Лезвие флорда, шелестя, убралось в рукоять. Капрал разжал ладонь и уронил оружие на песок. Лоб его был мокрым.

– Тэнконина не хочу убивать, – сказал он, высвобождая руку. – Слушал его – рука камнем делается. Может быть, потом убью, но хочу узнать, в чем его правда.

– Договорились, – сказал Дик, поднимая флорд и засовывая его за пояс. – Вы свободны покидать Лабиринт на время увольнительной?

– Да, – кивнул Коготь.

– И когда следующая увольнительная?

– Вторая смена, через пятидневку.

– Я буду здесь и отведу вас туда, где мы поговорим свободно, – Дик заложил за пояс большие пальцы рук и покачался с пятки на носок. – Сколько вас сегодня, шестеро? Приведи десятерых. Мастер ися, – юноша развернулся к медтеху так, чтобы тот мог свободно читать губы: – Вас я приглашаю тоже. А сейчас – до свидания, и пусть Небесный Отец позаботится обо всех вас. Я буду молиться ему.

Дик поклонился морлокам – коротко, как противникам на татами. Морлоки тоже склонили перед ним головы – и уже через несколько секунд четверо из них исчезли, растворились в массе полуголых и голых тел. Двое, капрал и его товарищ, ждали медтеха.

– Жаль, что по моей молитве не происходит чудес, – прошептал Дик, обращаясь к Ману. – Мне бы хотелось отблагодарить вас хоть чем-то, мастер ися. Хотя бы умолить Бога вернуть вам слух.

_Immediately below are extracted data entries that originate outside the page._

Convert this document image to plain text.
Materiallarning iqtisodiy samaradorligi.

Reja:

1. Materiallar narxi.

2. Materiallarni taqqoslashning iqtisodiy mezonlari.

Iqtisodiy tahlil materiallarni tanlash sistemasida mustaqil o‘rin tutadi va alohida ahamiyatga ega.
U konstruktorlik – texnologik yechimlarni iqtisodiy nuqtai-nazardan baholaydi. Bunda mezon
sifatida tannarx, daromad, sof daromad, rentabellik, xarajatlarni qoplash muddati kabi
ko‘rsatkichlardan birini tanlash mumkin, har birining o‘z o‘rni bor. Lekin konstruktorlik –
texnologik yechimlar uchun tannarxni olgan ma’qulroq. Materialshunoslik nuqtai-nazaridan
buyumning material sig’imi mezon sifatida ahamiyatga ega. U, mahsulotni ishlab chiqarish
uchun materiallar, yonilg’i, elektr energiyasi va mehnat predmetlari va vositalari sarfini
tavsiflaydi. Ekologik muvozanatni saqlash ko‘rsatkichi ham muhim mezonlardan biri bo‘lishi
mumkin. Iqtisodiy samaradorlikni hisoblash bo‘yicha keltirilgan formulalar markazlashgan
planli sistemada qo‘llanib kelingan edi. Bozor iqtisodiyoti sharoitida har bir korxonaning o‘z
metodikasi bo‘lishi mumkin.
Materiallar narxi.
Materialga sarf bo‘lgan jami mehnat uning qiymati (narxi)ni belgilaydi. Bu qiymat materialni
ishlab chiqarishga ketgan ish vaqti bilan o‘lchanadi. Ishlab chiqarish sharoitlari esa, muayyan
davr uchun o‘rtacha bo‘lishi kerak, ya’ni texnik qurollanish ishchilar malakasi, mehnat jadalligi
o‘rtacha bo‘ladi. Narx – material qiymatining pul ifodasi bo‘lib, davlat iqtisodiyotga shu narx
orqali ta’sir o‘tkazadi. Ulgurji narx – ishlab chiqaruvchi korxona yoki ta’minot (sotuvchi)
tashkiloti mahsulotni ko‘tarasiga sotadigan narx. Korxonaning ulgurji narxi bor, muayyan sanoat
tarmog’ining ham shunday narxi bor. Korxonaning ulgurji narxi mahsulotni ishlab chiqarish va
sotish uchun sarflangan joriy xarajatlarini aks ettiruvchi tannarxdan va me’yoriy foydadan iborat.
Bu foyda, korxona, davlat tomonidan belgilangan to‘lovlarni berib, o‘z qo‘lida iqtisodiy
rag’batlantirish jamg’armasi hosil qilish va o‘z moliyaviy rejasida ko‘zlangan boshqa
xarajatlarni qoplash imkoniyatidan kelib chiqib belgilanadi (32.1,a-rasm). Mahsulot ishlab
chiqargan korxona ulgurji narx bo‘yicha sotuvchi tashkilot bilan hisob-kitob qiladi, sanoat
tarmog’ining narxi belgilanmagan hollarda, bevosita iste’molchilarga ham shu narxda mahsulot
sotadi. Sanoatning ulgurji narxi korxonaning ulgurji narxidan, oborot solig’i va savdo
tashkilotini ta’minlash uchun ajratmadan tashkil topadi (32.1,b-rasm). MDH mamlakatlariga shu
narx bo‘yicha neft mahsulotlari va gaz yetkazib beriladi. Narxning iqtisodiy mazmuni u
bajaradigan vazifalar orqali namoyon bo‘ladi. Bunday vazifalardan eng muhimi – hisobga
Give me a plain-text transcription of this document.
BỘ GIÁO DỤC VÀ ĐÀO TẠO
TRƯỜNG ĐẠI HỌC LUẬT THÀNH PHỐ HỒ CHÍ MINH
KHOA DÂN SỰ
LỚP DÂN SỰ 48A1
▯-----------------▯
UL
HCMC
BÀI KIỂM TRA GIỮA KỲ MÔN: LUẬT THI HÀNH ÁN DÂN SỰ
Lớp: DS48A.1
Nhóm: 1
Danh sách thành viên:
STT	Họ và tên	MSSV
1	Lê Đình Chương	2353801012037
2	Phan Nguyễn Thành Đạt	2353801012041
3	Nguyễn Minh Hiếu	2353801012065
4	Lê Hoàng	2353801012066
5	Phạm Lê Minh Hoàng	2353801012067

– Отблагодарить? – изумился медтех – Но за что?

– Вы меня жалели.

– Ах, тэнконина Ман и сейчас жалеет, – ися опустил глаза. – Был рад видеть, что вы живы, не лгу. Но с такой искренностью долго не проживете.

– Проживу столько, сколько нужно, мастер ися, – Дик сказал это уже ему в спину – а значит, ися никак не мог этого услышать, разве что ему потом перескажут морлоки.

Дик скрылся в проходе и подобрал с пола свою одежду. Его внезапно охватил озноб – такой сильный, что юноша с трудом попал дрожащими руками в рукава.

– К-как вы здесь б-бегаете голышом, – пробормотал он, оставив бесплодные попытки застегнуть куртку. – Холод собачий!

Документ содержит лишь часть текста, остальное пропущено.